Встаёт с кровати. Берет с кресла плед. Протягивает мне руку.
— Вставай. Пошли курить.
Встаю, даю себя закутать в плед. Натыкаясь на дверные косяки, иду, качаясь, на кухню. Димка щёлкает зажигалкой.
— А теперь давай начистоту. Не хочешь же?
— Не знаю.
— А платье — это ж так… Да?
— Наверное.
Свет на кухне не включаем. У нас обоих глаза слабые. Но я и так вижу, что Димка у окна стоит.
— Блять…
Я не перебиваю. Ну, пусть тоже что-то скажет.
— Блять. Лида, я тебя насильно не тащу. Не тащу. И отцом Дюшке я не стану — ну какой нахуй из меня отец? Другом? Не надо ему таких друзей, сама знаешь… Думай. Сама думай.

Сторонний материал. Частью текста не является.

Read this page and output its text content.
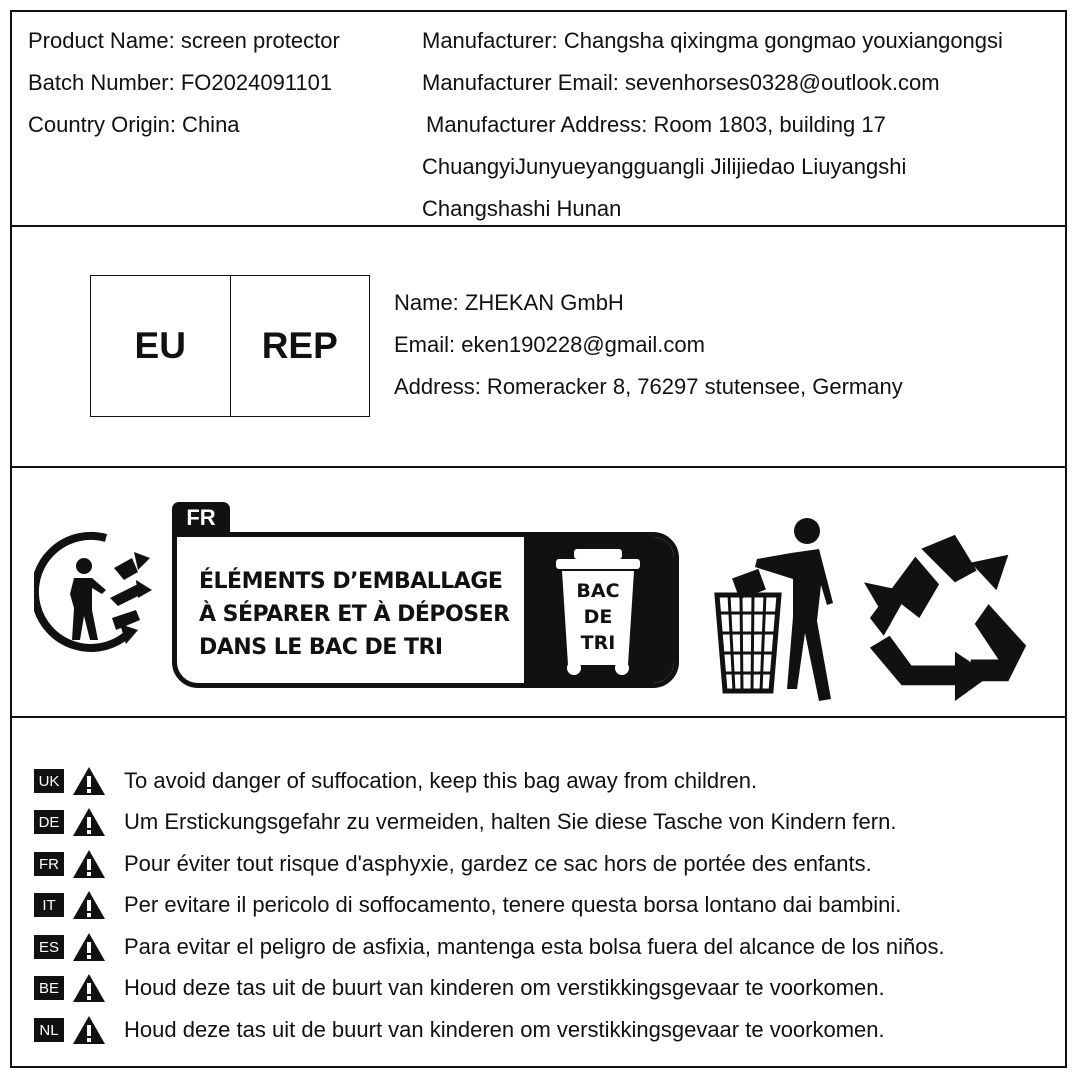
Product Name: screen protector
Batch Number: FO2024091101
Country Origin: China
Manufacturer: Changsha qixingma gongmao youxiangongsi
Manufacturer Email: sevenhorses0328@outlook.com
Manufacturer Address: Room 1803, building 17
ChuangyiJunyueyangguangli Jilijiedao Liuyangshi
Changshashi Hunan
EU	REP
Name: ZHEKAN GmbH
Email: eken190228@gmail.com
Address: Romeracker 8, 76297 stutensee, Germany
FR
ÉLÉMENTS D’EMBALLAGE
À SÉPARER ET À DÉPOSER
DANS LE BAC DE TRI
BAC
DE
TRI
UK	To avoid danger of suffocation, keep this bag away from children.
DE	Um Erstickungsgefahr zu vermeiden, halten Sie diese Tasche von Kindern fern.
FR	Pour éviter tout risque d'asphyxie, gardez ce sac hors de portée des enfants.
IT	Per evitare il pericolo di soffocamento, tenere questa borsa lontano dai bambini.
ES	Para evitar el peligro de asfixia, mantenga esta bolsa fuera del alcance de los niños.
BE	Houd deze tas uit de buurt van kinderen om verstikkingsgevaar te voorkomen.
NL	Houd deze tas uit de buurt van kinderen om verstikkingsgevaar te voorkomen.
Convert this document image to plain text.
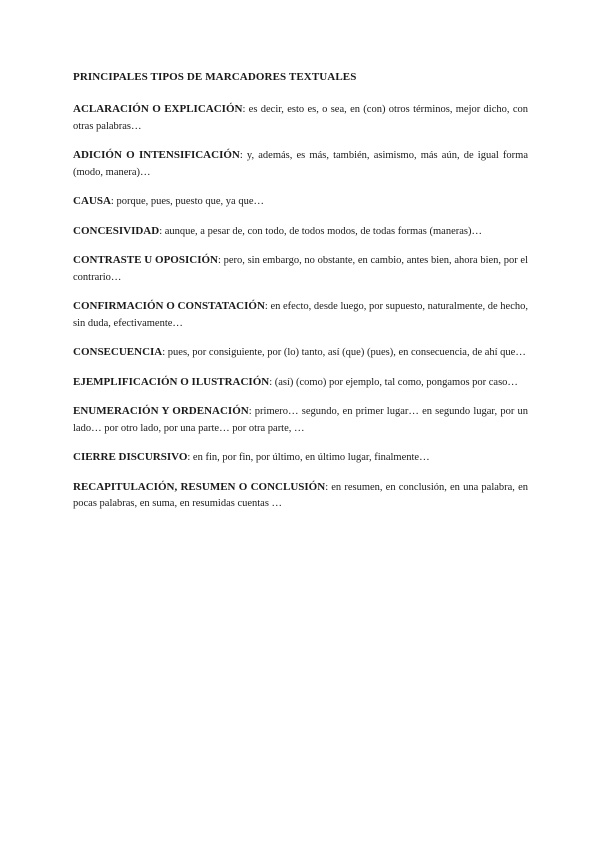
PRINCIPALES TIPOS DE MARCADORES TEXTUALES

ACLARACIÓN O EXPLICACIÓN: es decir, esto es, o sea, en (con) otros términos, mejor dicho, con otras palabras…

ADICIÓN O INTENSIFICACIÓN: y, además, es más, también, asimismo, más aún, de igual forma (modo, manera)…

CAUSA: porque, pues, puesto que, ya que…

CONCESIVIDAD: aunque, a pesar de, con todo, de todos modos, de todas formas (maneras)…

CONTRASTE U OPOSICIÓN: pero, sin embargo, no obstante, en cambio, antes bien, ahora bien, por el contrario…

CONFIRMACIÓN O CONSTATACIÓN: en efecto, desde luego, por supuesto, naturalmente, de hecho, sin duda, efectivamente…

CONSECUENCIA: pues, por consiguiente, por (lo) tanto, así (que) (pues), en consecuencia, de ahí que…

EJEMPLIFICACIÓN O ILUSTRACIÓN: (así) (como) por ejemplo, tal como, pongamos por caso…

ENUMERACIÓN Y ORDENACIÓN: primero… segundo, en primer lugar… en segundo lugar, por un lado… por otro lado, por una parte… por otra parte, …

CIERRE DISCURSIVO: en fin, por fin, por último, en último lugar, finalmente…

RECAPITULACIÓN, RESUMEN O CONCLUSIÓN: en resumen, en conclusión, en una palabra, en pocas palabras, en suma, en resumidas cuentas …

А плед, кстати, тоже бабушкин. Вон и подпалина на нём — я пальцами плешь чувствую. Это мне лет десять было, я у дедушки спички украла. И плед прожгла, и деда подставила — бабушка же не знала, что он тайком от неё курит. Курит, а потом усы подстригает. Потому что седые, и желтеют моментально. А бабушка у нас строгая. Всё увидит. И даже дедовы усы, на миллиметр короче которые…
— Дим…
И табуретка старая. Клеёнчатая. Скрипучая. Одна осталась, остальные три уж выбросила. Я любила, когда к бабушке гости приезжали. Однополчане дедовы. Родственники из Свердловска. Почтенные такие. Бабушки в шёлковых блузках, дедушки в костюмах. Умели же раньше пожилые люди хорошо выглядеть, да… И вот приедут сюда гости, и, конечно, наступает момент, когда дед ставит меня на табуретку (на эту?), а там уж дело за малым: не посрамить деда, не запнуться. «Руслана и Людмилу» читала. До слов «…Владимир-солнце пировал». А дальше не знала. Да и не надо было, мне и так все хлопали, и шёлковые бабушки говорили моему деду: Учить её нужно, Юрий Николаевич, непременно учить! А дед в усы, на миллиметр обстриженные, хмыкал довольно, и говорил: А вот, в школу музыкальную её отдали. Двадцать семь рублей в месяц. Лишь бы нравилось.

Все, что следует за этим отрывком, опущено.